Какое важное значение имеет произнесение речи, об этом свидетельствует пример из жизни Демосфена. Демос­фен был косноязычен, обладал слабым голосом и имел дурную привычку подергивать правым плечом. Когда он в первый раз говорил перед народом, ему пришлось пре­рвать речь вследствие недовольства собрания. Вторая по­пытка также не имела успеха. Закрыв лицо, чтобы скрыть свой стыд, он побежал домой. Горько жаловался он потом актеру Сатину на несправедливость слушателей, которые отличают легкомысленных ораторов, а его усердию отказы­вают во всяком признании. Но тот ответил: «Может быть, мы найдем причину, если ты прочитаешь мне какое-нибудь место из драмы Софокла». Демосфен сделал это. Затем опытный актер повторил то же самое место с выражением. Демосфену показалось, что он слышит совершенно другие стихи. Он понял, какое важное значение имеет выразитель­ность, и начал производить свои известные упражнения: чтобы побороть свой недостаток дыхания, он громко произ­носил длинные предложения, поднимаясь на крутые высоты; чтобы придать голосу силу, он старался перекричать бушу­ющее море, чтобы приобрести ясный выговор, он пробовал говорить внятно, держа камешки во рту; чтобы отвыкнуть от некрасивого движения правым плечом, он повесил на потолке комнаты меч, под который он во время своих ора­торских упражнений становился. Исправив свое произноше­ние и избавившись от других вышеуказанных недостатков, Демосфен сделался знаменитейшим оратором Греции.
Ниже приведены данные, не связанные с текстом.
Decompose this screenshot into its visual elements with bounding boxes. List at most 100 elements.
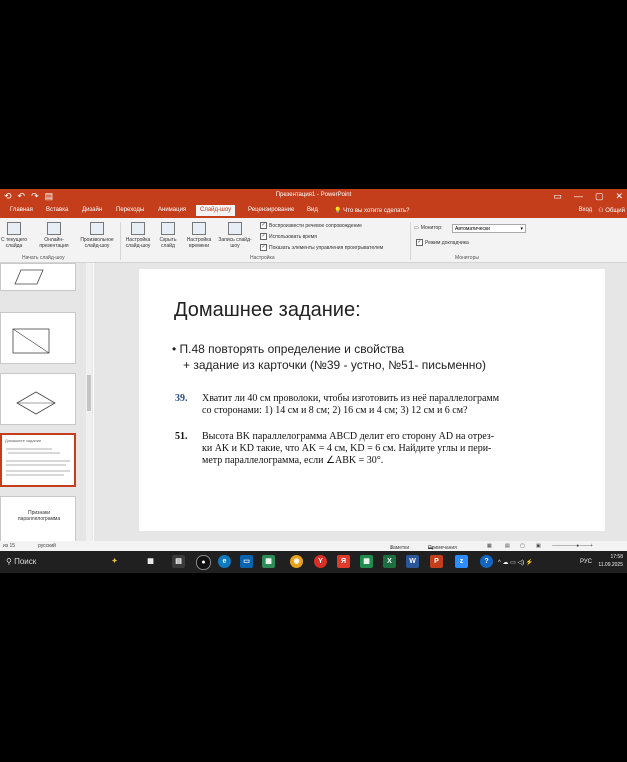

Научиться хорошему произнесению по одним лишь книгам весьма трудно, так как никакое описание не мо­жет дать вполне ясного представления - обо всех оттенках тона голоса. Начинающий оратор должен прислушиваться к ре­чам более искусных ораторов, и стараться усвоить их техни­ку. Однако, он не должен в этом отношении рабски подра­жать другим, но должен сообразоваться со своими природными данными.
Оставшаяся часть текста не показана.